Todos os novos movimentos de direita
ocidentais,
tanto os reacionários europeus quanto os reacionários-futuristas americanos,
sem dúvida propõem uma mitologia da era de ouro. Esta é uma lenda, recorrente
em várias tradições antigas, sobre um período mítico de prosperidade e
abundância, durante o qual os seres humanos viviam sem a necessidade de leis,
aproveitando sem esforço os frutos da terra que cresciam espontaneamente de
todo tipo de planta. Nessa era de ouro não havia ódio entre os indivíduos, as
guerras não flagelavam o mundo, o calor e o frio não atormentavam os humanos
porque era sempre primavera.
·
O
fim da era de ouro
Diferentes
tradições sugerem diferentes hipóteses sobre as causas da decadência.
Significativa a esse respeito é a versão de Hesíodo que a atribui,
como a Bíblia, à criação de Pandora, a primeira mulher. Também é digno de nota
que muitas variantes – as Bucólicas de Virgílio, por exemplo – profetizam, após
um período de vida selvagem, a chegada de uma geração de ouro que restauraria o
paraíso perdido.
Qualquer um que
objete que estes são contos de fadas para uma humanidade infantil deve ser
lembrado de que este conto da era de ouro corresponde quase à letra ao núcleo
mítico da América evocado pela visão MAGA (desregulamentação;
gozo pleno e livre dos frutos da terra resultantes de sua exploração
ilimitada, drill baby drill; solução milagrosa imediata para conflitos
armados, na Ucrânia como no Oriente Médio, mesmo que em
detrimento das vítimas, sejam elas ucranianas ou palestinas; corrupção causada
por súditos não nativos, sejam eles imigrantes, mulheres woke ou
transgêneros; chegada de um salvador regenerador).
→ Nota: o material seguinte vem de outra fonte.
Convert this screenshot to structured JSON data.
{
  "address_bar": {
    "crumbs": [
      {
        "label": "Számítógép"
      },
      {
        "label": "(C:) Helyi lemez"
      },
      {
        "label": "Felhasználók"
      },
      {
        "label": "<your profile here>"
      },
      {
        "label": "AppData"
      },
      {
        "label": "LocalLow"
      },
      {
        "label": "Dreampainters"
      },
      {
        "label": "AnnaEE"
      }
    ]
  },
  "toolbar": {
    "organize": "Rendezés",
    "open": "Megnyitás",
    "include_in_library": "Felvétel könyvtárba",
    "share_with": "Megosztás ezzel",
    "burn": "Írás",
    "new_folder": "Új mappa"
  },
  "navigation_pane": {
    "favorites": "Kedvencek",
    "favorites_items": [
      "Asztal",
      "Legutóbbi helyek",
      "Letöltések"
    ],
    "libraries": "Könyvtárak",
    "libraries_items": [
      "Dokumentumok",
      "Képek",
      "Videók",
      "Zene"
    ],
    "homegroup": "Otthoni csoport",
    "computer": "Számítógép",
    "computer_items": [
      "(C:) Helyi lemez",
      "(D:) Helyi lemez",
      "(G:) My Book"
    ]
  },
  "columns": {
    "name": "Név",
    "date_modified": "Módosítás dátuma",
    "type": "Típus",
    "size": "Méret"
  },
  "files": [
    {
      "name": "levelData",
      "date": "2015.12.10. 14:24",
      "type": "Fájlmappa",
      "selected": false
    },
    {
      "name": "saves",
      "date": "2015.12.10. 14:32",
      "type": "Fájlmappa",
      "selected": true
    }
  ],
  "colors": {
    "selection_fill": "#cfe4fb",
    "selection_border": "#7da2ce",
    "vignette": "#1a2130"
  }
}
E, incrivelmente, também
coincide com a visão de uma primavera eterna a ser desfrutada na Riviera
Palestina (“eles
têm o mar, um clima ideal, é um lugar fantástico”).
Se todos os
partidos de extrema-direita europeus compartilham o mito de uma era
de ouro (a Grã-Bretanha imperial, a França da grandeza nacional, o
império czarista, o fascismo, o nazismo, o franquismo, etc.), nos Estados
Unidos da América esses
mitos são combinados com outros de origem bíblica, antigos núcleos mitológicos
escapistas transmitidos pelos livros do Êxodo e do Gênesis. Diante de uma
ameaça existencial que pesa sobre toda a humanidade (as pragas do Egito, o
dilúvio universal), eles prometem salvação a um povo escolhido, humanos e não
humanos (a terra prometida, a arca de Noé).
·
Trumpistas
em Marte
Aqui, o mito
trumpiano se
combina com o mito eloniano da colonização marciana, que deve ser inserido na
visão do longo prazo, uma parafilosofia que há muito tempo está em voga entre
os magnatas do Vale do Silício. A ideia inicial é que a existência das gerações
futuras importa tanto quanto a das pessoas que vivem na Terra hoje e que,
portanto, nosso objetivo moral fundamental deve ser garantir a sobrevivência do
“potencial humano” a longo prazo. Em sua versão tecnocapitalista, no entanto, o
que pode parecer uma narrativa quase filantrópica assume um toque sinistro,
elitista, anti-humanista e até pós-humano.
O visionário que
acredita ter acesso ao futuro foge de suas responsabilidades para com seus
contemporâneos, transformando-os em uma minoria insignificante em comparação às
multidões que virão. De acordo com a lógica de longo prazo, de fato, investir
em um planeta de reserva é mais racional do que apoiar esforços de transição
ecológica neste.
A Terra está sob ameaça existencial devido ao aquecimento
global que
em breve a tornará inabitável? Vamos nos preparar para o êxodo para outros
planetas, confiando todo o poder aos grandes gigantes da tecnologia que sabem
como fazer isso. Isso significa abandonar bilhões de seres humanos para sufocar
em uma atmosfera irrespirável? Não importa. Que as águas do Mar
Vermelho se fechem sobre eles. Um número obscuro e infinitamente maior de
nascituros deverá sua existência a essa visão de longo alcance.
·
Presente
e futuro
Numa típica
inversão do pensamento mítico, o futuro remoto é subjugado aos interesses do
presente absoluto. Elon Musk, o maior capitalista de risco do mundo,
atrai enormes quantidades de capital investido em tecnologias futurísticas que
geram enormes lucros aqui e agora, graças à alavancagem e aos desdobramentos
tecnológicos imediatos. Em nosso presente asmático, faminto e superaquecido,
somas gigantescas estão sendo investidas por multimilionários do Vale do
Silício – incluindo Peter
Thiel,
fundador do PayPal, e Eric
Schmidt,
ex-CEO do Google – em projetos envolvendo criopreservação, extensão da vida e
resolução de problemas de sobrevivência por meio da biotecnologia.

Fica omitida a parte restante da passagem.